The target state is not a data catalog. Catalogs organise metadata about data assets and help practitioners find what they need. The target state described here is the source of truth that the catalog points at when it describes the valid values for a dimensional field. A well-maintained catalog without a canonical reference tells you what exists; it does not govern it.
The longer arguments for each of these distinctions are in Why Dimensional Data Outlives Every Tool. The point in the target state is to be specific about what is being specified and what is being left to adjacent disciplines.
VIII. How to use this document.
The target state is the reference document for the discipline.
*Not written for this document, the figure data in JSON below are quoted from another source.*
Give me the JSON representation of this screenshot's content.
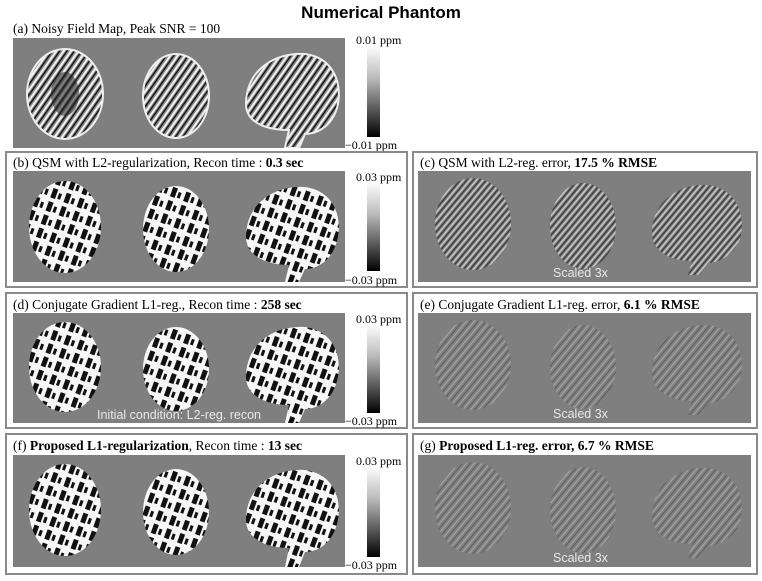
{
  "title": "Numerical Phantom",
  "rows": [
    {
      "id": "a",
      "label": "(a) Noisy Field Map, Peak SNR = 100",
      "cbar_top": "0.01 ppm",
      "cbar_bottom": "−0.01 ppm"
    },
    {
      "id": "b",
      "label_prefix": "(b) QSM with L2-regularization, Recon time : ",
      "label_value": "0.3 sec",
      "cbar_top": "0.03 ppm",
      "cbar_bottom": "−0.03 ppm"
    },
    {
      "id": "d",
      "label_prefix": "(d) Conjugate Gradient L1-reg., Recon time : ",
      "label_value": "258 sec",
      "cbar_top": "0.03 ppm",
      "cbar_bottom": "−0.03 ppm",
      "note": "Initial condition: L2-reg. recon"
    },
    {
      "id": "f",
      "label_open": "(f) ",
      "label_bold": "Proposed L1-regularization",
      "label_mid": ", Recon time : ",
      "label_value": "13 sec",
      "cbar_top": "0.03 ppm",
      "cbar_bottom": "−0.03 ppm"
    }
  ],
  "errors": [
    {
      "id": "c",
      "label_prefix": "(c) QSM with L2-reg. error, ",
      "label_value": "17.5 % RMSE",
      "note": "Scaled 3x"
    },
    {
      "id": "e",
      "label_prefix": "(e) Conjugate Gradient L1-reg. error, ",
      "label_value": "6.1 % RMSE",
      "note": "Scaled 3x"
    },
    {
      "id": "g",
      "label_open": "(g) ",
      "label_bold": "Proposed L1-reg. error, 6.7 % RMSE",
      "note": "Scaled 3x"
    }
  ]
}
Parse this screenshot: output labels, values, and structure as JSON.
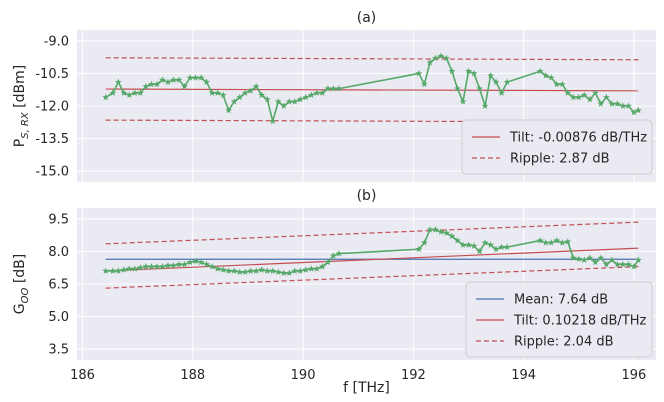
{
  "chart_data": [
    {
      "type": "line",
      "title": "(a)",
      "ylabel_main": "P",
      "ylabel_sub": "S, RX",
      "ylabel_unit": " [dBm]",
      "xlim": [
        185.9,
        196.4
      ],
      "ylim": [
        -15.5,
        -8.5
      ],
      "xticks": [
        186,
        188,
        190,
        192,
        194,
        196
      ],
      "yticks": [
        -9.0,
        -10.5,
        -12.0,
        -13.5,
        -15.0
      ],
      "ytick_labels": [
        "-9.0",
        "-10.5",
        "-12.0",
        "-13.5",
        "-15.0"
      ],
      "grid": true,
      "legend_position": "lower-right",
      "colors": {
        "measured": "#55a868",
        "fit": "#c44e52"
      },
      "series": [
        {
          "style": "measured",
          "x": [
            186.42,
            186.55,
            186.65,
            186.75,
            186.85,
            186.95,
            187.05,
            187.15,
            187.25,
            187.35,
            187.45,
            187.55,
            187.65,
            187.75,
            187.85,
            187.95,
            188.05,
            188.15,
            188.25,
            188.35,
            188.45,
            188.55,
            188.65,
            188.75,
            188.85,
            188.95,
            189.05,
            189.15,
            189.25,
            189.35,
            189.45,
            189.55,
            189.65,
            189.75,
            189.85,
            189.95,
            190.05,
            190.15,
            190.25,
            190.35,
            190.45,
            190.55,
            190.65,
            192.1,
            192.2,
            192.3,
            192.4,
            192.5,
            192.6,
            192.7,
            192.8,
            192.9,
            193.0,
            193.1,
            193.2,
            193.3,
            193.4,
            193.5,
            193.6,
            193.7,
            194.3,
            194.4,
            194.5,
            194.6,
            194.7,
            194.8,
            194.9,
            195.0,
            195.1,
            195.2,
            195.3,
            195.4,
            195.5,
            195.6,
            195.7,
            195.8,
            195.9,
            196.0,
            196.08
          ],
          "y": [
            -11.6,
            -11.4,
            -10.9,
            -11.4,
            -11.5,
            -11.4,
            -11.4,
            -11.1,
            -11.0,
            -11.0,
            -10.8,
            -10.9,
            -10.8,
            -10.8,
            -11.1,
            -10.7,
            -10.7,
            -10.7,
            -10.9,
            -11.4,
            -11.4,
            -11.5,
            -12.2,
            -11.8,
            -11.6,
            -11.4,
            -11.3,
            -11.1,
            -11.5,
            -11.7,
            -12.7,
            -11.8,
            -12.0,
            -11.8,
            -11.8,
            -11.7,
            -11.6,
            -11.5,
            -11.4,
            -11.4,
            -11.2,
            -11.2,
            -11.2,
            -10.5,
            -11.0,
            -10.0,
            -9.8,
            -9.7,
            -9.8,
            -10.4,
            -11.2,
            -11.8,
            -10.4,
            -10.5,
            -11.2,
            -12.0,
            -10.6,
            -10.9,
            -11.4,
            -10.9,
            -10.4,
            -10.6,
            -10.7,
            -11.0,
            -11.0,
            -11.4,
            -11.6,
            -11.6,
            -11.5,
            -11.7,
            -11.4,
            -11.9,
            -11.6,
            -11.9,
            -11.9,
            -12.0,
            -12.0,
            -12.3,
            -12.2
          ]
        },
        {
          "name": "Tilt: -0.00876 dB/THz",
          "style": "fit-solid",
          "x": [
            186.42,
            196.08
          ],
          "y": [
            -11.22,
            -11.3
          ]
        },
        {
          "name": "Ripple: 2.87 dB",
          "style": "fit-dashed",
          "x": [
            186.42,
            196.08
          ],
          "y": [
            -9.78,
            -9.87
          ]
        },
        {
          "name": "",
          "style": "fit-dashed",
          "x": [
            186.42,
            196.08
          ],
          "y": [
            -12.65,
            -12.74
          ]
        }
      ]
    },
    {
      "type": "line",
      "title": "(b)",
      "ylabel_main": "G",
      "ylabel_sub": "OO",
      "ylabel_unit": " [dB]",
      "xlabel": "f [THz]",
      "xlim": [
        185.9,
        196.4
      ],
      "ylim": [
        3.0,
        10.0
      ],
      "xticks": [
        186,
        188,
        190,
        192,
        194,
        196
      ],
      "yticks": [
        3.5,
        5.0,
        6.5,
        8.0,
        9.5
      ],
      "ytick_labels": [
        "3.5",
        "5.0",
        "6.5",
        "8.0",
        "9.5"
      ],
      "grid": true,
      "legend_position": "lower-right",
      "colors": {
        "measured": "#55a868",
        "fit": "#c44e52",
        "mean": "#4c72b0"
      },
      "series": [
        {
          "style": "measured",
          "x": [
            186.42,
            186.55,
            186.65,
            186.75,
            186.85,
            186.95,
            187.05,
            187.15,
            187.25,
            187.35,
            187.45,
            187.55,
            187.65,
            187.75,
            187.85,
            187.95,
            188.05,
            188.15,
            188.25,
            188.35,
            188.45,
            188.55,
            188.65,
            188.75,
            188.85,
            188.95,
            189.05,
            189.15,
            189.25,
            189.35,
            189.45,
            189.55,
            189.65,
            189.75,
            189.85,
            189.95,
            190.05,
            190.15,
            190.25,
            190.35,
            190.45,
            190.55,
            190.65,
            192.1,
            192.2,
            192.3,
            192.4,
            192.5,
            192.6,
            192.7,
            192.8,
            192.9,
            193.0,
            193.1,
            193.2,
            193.3,
            193.4,
            193.5,
            193.6,
            193.7,
            194.3,
            194.4,
            194.5,
            194.6,
            194.7,
            194.8,
            194.9,
            195.0,
            195.1,
            195.2,
            195.3,
            195.4,
            195.5,
            195.6,
            195.7,
            195.8,
            195.9,
            196.0,
            196.08
          ],
          "y": [
            7.1,
            7.1,
            7.1,
            7.15,
            7.2,
            7.2,
            7.25,
            7.3,
            7.3,
            7.3,
            7.3,
            7.35,
            7.35,
            7.4,
            7.4,
            7.5,
            7.55,
            7.5,
            7.4,
            7.3,
            7.2,
            7.15,
            7.1,
            7.1,
            7.05,
            7.05,
            7.1,
            7.1,
            7.15,
            7.1,
            7.1,
            7.05,
            7.0,
            7.0,
            7.1,
            7.1,
            7.15,
            7.2,
            7.2,
            7.3,
            7.5,
            7.8,
            7.9,
            8.1,
            8.4,
            9.0,
            9.0,
            8.9,
            8.85,
            8.7,
            8.5,
            8.3,
            8.3,
            8.25,
            8.0,
            8.4,
            8.3,
            8.1,
            8.2,
            8.2,
            8.5,
            8.4,
            8.4,
            8.5,
            8.4,
            8.45,
            7.7,
            7.65,
            7.6,
            7.7,
            7.5,
            7.7,
            7.4,
            7.6,
            7.4,
            7.4,
            7.4,
            7.3,
            7.6
          ]
        },
        {
          "name": "Mean: 7.64 dB",
          "style": "mean",
          "x": [
            186.42,
            196.08
          ],
          "y": [
            7.64,
            7.64
          ]
        },
        {
          "name": "Tilt: 0.10218 dB/THz",
          "style": "fit-solid",
          "x": [
            186.42,
            196.08
          ],
          "y": [
            7.1,
            8.15
          ]
        },
        {
          "name": "Ripple: 2.04 dB",
          "style": "fit-dashed",
          "x": [
            186.42,
            196.08
          ],
          "y": [
            8.35,
            9.35
          ]
        },
        {
          "name": "",
          "style": "fit-dashed",
          "x": [
            186.42,
            196.08
          ],
          "y": [
            6.31,
            7.3
          ]
        }
      ]
    }
  ]
}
It is meant to be cited in design reviews, referred to in tender responses, and used as the specification that an implementation can be evaluated against. The companion documents extend it in different directions.
The manifesto makes the case for the discipline. The primer establishes the underlying class of data. The four-layer taxonomy catalogues the specific failure modes the target state is a response to. Trace the Chain walks the taxonomy interactively, which is useful for organisations diagnosing where they are in the maturity path.
The product CleanDims is building is the implementation of the target state described here. The discipline, however, is not the product. Organisations can implement this specification with the product, with another vendor, with internal tooling, or with some combination.